A poll commissioned by the National Low Income Housing Coalition finds that while most Americans do favor the mortgage interest deduction, majorities of Americans support proposals to make the tax break more targeted, and more than half want the savings from reform to be used to end homelessness.
The mortgage interest deduction (MID) is a tax break for homeownership that will cost the federal government about $80 billion this year. That is more than twice what the government spends on rental housing for the lowest income Americans. Meanwhile, there is an absolute shortage of 7.1 million rental homes affordable and available to extremely low income households. Experts say this housing shortage is a key reason for America’s homelessness problem.
Large numbers of Americans continue to want a tax break on the interest paid on home mortgages. Four out of five people who answered the question (79%) think the mortgage interest deduction is a good idea. However, this support for the MID does not stop majorities from supporting two proposals for changing it to be more targeted. By a margin of 60% to 40%, people favor capping the maximum mortgage for which someone can get a tax break at $500,000 and the same proportion favor changing the MID to a tax credit that is the same percent for all homeowners who pay mortgage interest, rather than the current deduction that gives a higher percentage to higher income people.
When offered a choice of how the savings from potential mortgage interest deduction reforms could be used, investing that funding in affordable housing to end homelessness found popular support. A majority (53%) says the $20 billion in savings should be used for reducing the deficit and ending homelessness, while 15% would like to use all of the savings for ending homelessness and 26% would use all of it for deficit reduction.

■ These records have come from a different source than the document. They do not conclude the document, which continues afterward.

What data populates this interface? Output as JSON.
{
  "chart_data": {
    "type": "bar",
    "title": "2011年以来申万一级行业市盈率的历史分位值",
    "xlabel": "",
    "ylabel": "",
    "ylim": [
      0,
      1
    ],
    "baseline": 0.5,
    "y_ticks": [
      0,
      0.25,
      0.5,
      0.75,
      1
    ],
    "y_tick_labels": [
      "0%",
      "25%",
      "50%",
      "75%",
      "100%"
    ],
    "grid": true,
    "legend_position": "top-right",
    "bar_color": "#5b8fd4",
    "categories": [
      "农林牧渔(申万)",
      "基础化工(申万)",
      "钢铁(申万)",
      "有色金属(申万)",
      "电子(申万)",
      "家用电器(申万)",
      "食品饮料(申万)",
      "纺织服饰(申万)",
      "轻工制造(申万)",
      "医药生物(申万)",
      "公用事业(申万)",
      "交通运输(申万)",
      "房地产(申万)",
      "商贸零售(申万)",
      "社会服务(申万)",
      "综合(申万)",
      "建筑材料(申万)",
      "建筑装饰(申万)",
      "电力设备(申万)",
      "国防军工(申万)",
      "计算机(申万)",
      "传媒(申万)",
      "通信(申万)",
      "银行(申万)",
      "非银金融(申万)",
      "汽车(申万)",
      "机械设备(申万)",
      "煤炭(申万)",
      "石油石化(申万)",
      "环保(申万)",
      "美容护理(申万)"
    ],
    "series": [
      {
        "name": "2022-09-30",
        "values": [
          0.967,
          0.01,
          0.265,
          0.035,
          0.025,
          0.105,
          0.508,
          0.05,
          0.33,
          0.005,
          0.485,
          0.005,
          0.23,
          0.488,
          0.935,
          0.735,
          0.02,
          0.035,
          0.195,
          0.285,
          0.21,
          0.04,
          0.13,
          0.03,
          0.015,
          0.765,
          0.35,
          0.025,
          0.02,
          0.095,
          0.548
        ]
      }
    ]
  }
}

Three-quarters of the American public thinks we are not doing enough to end homelessness, favor building more affordable housing in their states to help end homelessness, and support funding for federal programs to build new or rehabilitate existing housing that low income people can afford.
The National Low Income Housing Coalition advocates a modest reform to the mortgage interest deduction that would cap mortgages eligible for a tax break at $500,000 and convert the deduction into a 15% credit. This proposal would save the federal government almost $20 billion each year; NLIHC proposes investing these savings into the National Housing Trust Fund to build, preserve, rehabilitate, and maintain rental housing affordable to the lowest income renters. The National Housing Trust Fund was signed into law in 2008 but has never been funded.
“The third rail of American politics has lost its power,” said Sheila Crowley, President and CEO of the National Low Income Housing Coalition. “The American people are telling us it is time to focus federal housing policy on ensuring that everyone has a decent place to live, even the poorest of the poor.”
The poll of 802 adults was conducted by Belden Russonello Strategies between Feb. 27 and Mar. 9. The margin of sampling error is ± 3.5 percentage points.